Expanding the left-hand side, we have:
\(\sqrt{2}^2 + 2\sqrt{2}\sqrt{3} + \sqrt{3}^2 = r^2\).
Simplifying, we get:
\(2 + 2\sqrt{6} + 3 = r^2\).
Combining like terms, we obtain:
\(5 + 2\sqrt{6} = r^2\).
Since \(r\) is rational, \(r^2\) is also rational. Therefore, \(5 + 2\sqrt{6}\) must be rational. However, we know that \(2\sqrt{6}\) is irrational because \(\sqrt{6}\) is irrational (as 6 is not a square number).
Thus, \(5 + 2\sqrt{6}\) is a sum of a rational number (5) and an irrational number (\(2\sqrt{6}\)), which is irrational. This contradicts our assumption that \(5 + 2\sqrt{6}\) is rational. Therefore, \(\sqrt{2} + \sqrt{3}\) must be irrational.
Next, we will show that \(\sqrt[3]{2} \times \sqrt{3}\) is irrational by assuming it is rational and then solving for 2 to reach a contradiction.
Example 8.3.10.
Assume, for the sake of contradiction, that \(\sqrt[3]{2} \times \sqrt{3}\) is rational. Then we can write:
\(\sqrt[3]{2} \times \sqrt{3} = r\) for some rational number \(r\).

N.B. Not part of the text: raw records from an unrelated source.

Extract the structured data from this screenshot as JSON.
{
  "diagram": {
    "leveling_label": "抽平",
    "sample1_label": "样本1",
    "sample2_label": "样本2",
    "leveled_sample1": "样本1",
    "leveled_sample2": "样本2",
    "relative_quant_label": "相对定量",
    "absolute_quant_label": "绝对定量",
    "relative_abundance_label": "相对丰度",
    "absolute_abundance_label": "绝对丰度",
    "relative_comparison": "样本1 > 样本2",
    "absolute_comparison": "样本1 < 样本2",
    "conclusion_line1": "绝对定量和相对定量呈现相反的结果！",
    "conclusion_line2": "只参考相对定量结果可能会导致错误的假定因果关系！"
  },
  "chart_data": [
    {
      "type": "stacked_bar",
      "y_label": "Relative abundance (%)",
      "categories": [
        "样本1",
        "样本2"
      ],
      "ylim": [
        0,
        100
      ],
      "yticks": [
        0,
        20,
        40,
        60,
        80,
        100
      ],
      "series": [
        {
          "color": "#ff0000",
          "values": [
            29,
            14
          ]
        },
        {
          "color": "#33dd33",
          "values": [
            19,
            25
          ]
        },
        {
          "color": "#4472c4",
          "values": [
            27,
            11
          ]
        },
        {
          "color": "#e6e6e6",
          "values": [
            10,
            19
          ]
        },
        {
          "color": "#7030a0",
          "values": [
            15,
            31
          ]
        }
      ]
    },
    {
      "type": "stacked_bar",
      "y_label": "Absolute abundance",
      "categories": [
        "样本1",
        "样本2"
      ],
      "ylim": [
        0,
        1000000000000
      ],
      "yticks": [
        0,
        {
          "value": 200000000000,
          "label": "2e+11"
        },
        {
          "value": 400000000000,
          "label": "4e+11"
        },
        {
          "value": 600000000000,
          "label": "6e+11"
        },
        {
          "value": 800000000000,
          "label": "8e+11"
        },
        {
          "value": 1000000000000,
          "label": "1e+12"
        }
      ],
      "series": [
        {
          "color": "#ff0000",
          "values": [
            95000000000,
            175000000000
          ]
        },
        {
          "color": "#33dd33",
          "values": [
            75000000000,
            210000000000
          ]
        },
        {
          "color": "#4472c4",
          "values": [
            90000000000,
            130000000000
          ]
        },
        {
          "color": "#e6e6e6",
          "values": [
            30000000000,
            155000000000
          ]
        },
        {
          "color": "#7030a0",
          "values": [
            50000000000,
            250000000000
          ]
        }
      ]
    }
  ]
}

We can cube both sides of the equation to remove the cube root:
\((\sqrt[3]{2} \times \sqrt{3})^3 = r^3\).
Expanding the left-hand side, we have:
\(\sqrt[3]{2}^3 \times \sqrt{3}^3 = r^3\).
Simplifying, we get:
\(2 \times 3\sqrt{3} = r^3\).
Combining the constants, we obtain:
\(6\sqrt{3} = r^3\).
Since \(r\) is rational, \(r^3\) is also rational. Therefore, \(6\sqrt{3}\) must be rational. However, we know that \(\sqrt{3}\) is irrational.
Thus, \(6\sqrt{3}\) is a product of a rational number (6) and an irrational number (\(\sqrt{3}\)), which is irrational. This contradicts our assumption that \(6\sqrt{3}\) is rational. Therefore, \(\sqrt[3]{2} \times \sqrt{3}\) must be irrational.